Three halls formed a peg-legged H around the stairwell and master bathroom, down the longest of which I lingered as Truman fetched my carry-on. The hall was narrow with a window at the end, the floor slick enough to play Slippery Slidey in socks, indoor skiing with a running start that my mother discouraged because we reliably embedded splinters into our feet. I noted that Truman had replaced the rotting boards that had skewered us, a neat job. Truman inherited all the physical meticulousness that had skipped a generation with my father.
I peeked into the last left-hand door, slammed in my face enough times. I switched on the overhead light, to find a bland bedspread and stark surfaces: no international gewgaws here. I walked to Mordecai’s desk, where the booze-bottle rings and reefer burns had been lemon-oiled into the past. The drapes were pulled back—replaced, since Mordecai had caught one of his old set on fire—while in his heyday they were always tightly drawn, even on the brightest of summer days. I scanned the blank walls and bare boards, but aside from the painted-over lumps of lousy spackling and the discernible scrapes in the floor from when my brother would shove his desk over to barricade the door, I detected no trace of Mordecai Delano McCrea. In my own room, midis drooped in my wardrobe, plastic horses spilled from its top shelf, my first clumsy attempts at clay sculpture humbled me on my bureau. Yet here was a malicious erasure. Not a single test tube from his chemistry set rolled in a dresser drawer, and all the old Hermann Hesse paperbacks had been bagged and sent off to Goodwill. No stranger would imagine this had ever been anything other than a guest room. As I sometimes fudged to a Londoner that I was born in New York, I wondered if my parents had indulged the pleasant fiction with the odd out-of-towner that they had only two children.
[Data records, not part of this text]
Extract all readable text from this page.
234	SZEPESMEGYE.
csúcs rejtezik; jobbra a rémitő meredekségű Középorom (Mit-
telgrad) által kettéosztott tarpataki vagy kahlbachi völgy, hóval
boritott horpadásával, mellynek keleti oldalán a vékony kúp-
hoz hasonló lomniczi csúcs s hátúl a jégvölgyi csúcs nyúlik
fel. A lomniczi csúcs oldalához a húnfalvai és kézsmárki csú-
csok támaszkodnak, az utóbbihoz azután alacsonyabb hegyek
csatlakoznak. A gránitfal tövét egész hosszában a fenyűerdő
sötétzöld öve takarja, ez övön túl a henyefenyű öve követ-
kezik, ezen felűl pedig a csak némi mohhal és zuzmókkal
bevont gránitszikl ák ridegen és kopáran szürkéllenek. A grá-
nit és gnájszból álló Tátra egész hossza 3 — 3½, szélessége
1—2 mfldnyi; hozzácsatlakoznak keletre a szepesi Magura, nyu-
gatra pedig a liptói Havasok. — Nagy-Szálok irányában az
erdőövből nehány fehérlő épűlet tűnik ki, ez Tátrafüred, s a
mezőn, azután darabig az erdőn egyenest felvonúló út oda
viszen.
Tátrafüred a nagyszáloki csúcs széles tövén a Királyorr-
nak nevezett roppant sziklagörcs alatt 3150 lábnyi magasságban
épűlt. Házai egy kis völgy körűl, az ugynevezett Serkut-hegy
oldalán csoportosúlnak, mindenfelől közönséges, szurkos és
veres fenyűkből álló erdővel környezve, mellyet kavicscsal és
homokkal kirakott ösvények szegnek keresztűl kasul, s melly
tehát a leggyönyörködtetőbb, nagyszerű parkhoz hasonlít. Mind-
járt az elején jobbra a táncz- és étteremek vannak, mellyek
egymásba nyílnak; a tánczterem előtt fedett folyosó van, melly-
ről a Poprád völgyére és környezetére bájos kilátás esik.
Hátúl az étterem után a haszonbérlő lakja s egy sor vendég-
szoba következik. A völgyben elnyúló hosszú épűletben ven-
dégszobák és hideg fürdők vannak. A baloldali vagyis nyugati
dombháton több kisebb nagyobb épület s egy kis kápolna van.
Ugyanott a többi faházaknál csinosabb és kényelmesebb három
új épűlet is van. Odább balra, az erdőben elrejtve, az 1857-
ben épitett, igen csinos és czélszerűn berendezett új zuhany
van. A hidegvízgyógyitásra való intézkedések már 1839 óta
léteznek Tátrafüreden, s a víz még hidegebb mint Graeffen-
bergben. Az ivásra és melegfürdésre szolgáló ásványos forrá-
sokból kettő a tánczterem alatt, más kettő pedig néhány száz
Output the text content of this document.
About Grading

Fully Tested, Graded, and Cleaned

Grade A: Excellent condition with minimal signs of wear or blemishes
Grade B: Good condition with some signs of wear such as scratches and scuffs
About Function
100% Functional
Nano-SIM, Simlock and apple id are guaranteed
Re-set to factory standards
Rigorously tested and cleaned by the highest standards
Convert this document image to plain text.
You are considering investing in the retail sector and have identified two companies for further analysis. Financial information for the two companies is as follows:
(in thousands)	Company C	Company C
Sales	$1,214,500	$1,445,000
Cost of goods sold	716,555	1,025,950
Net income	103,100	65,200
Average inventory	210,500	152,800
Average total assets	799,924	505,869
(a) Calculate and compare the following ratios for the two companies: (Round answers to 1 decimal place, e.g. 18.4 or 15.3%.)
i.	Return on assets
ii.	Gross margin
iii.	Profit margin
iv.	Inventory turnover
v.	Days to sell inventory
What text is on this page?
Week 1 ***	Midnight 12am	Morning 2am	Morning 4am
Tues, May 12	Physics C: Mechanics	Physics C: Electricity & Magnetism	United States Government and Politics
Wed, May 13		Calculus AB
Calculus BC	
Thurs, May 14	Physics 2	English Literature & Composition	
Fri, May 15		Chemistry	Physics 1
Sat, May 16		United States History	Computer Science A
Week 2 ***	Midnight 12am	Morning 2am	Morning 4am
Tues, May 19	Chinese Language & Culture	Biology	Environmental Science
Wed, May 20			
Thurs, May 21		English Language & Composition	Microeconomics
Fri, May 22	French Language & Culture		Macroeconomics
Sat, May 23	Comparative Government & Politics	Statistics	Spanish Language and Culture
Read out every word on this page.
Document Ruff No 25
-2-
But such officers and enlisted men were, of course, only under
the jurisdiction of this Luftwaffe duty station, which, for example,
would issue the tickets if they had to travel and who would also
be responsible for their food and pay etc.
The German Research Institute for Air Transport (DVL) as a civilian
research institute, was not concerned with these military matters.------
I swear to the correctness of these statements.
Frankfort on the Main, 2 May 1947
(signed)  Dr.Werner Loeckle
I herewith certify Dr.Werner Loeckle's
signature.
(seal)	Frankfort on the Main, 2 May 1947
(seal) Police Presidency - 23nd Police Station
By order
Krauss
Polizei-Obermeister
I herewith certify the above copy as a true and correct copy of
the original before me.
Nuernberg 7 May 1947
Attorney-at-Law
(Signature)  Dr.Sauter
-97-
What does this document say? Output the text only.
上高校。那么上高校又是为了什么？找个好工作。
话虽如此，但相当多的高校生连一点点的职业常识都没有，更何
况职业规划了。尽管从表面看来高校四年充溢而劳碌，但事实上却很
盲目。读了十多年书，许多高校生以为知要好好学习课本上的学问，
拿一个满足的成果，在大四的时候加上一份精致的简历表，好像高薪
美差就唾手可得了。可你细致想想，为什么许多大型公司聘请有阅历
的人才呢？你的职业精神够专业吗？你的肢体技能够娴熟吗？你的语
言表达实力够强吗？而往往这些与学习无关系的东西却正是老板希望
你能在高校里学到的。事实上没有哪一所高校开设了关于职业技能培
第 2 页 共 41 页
My footfalls rang hollow back down the hall. I had this entire floor to myself: a drastic privacy I had craved as an adolescent, yearning for evenings like this one when my parents would disappear. Now that I had got what I wished I didn’t want it, which goes to show there is no pleasing some people. When my father was alive Mahler and Ives thrummed through this mansion all the way to the tower deck, but with no symphonic bombast tyrannizing the stairwell, no more “Tommy” pounding from down the hall, no lilting alto of “I am a Poor Wayfaring Stranger” wending from the kitchen while my mother made pies, this cavernous structure was deathly quiet, and I was grateful for so much as the thump of my case as it fell from Truman’s exhausted hand, and even for the piping of my sister-in-law, whose nasal, peevish voice would ordinarily annoy me.
As Truman lumbered up the next flight to grill chicken thighs, I shouted after him. “Why are you cooking up there? You’ve an enormous kitchen downstairs, and your kitchen is a closet.”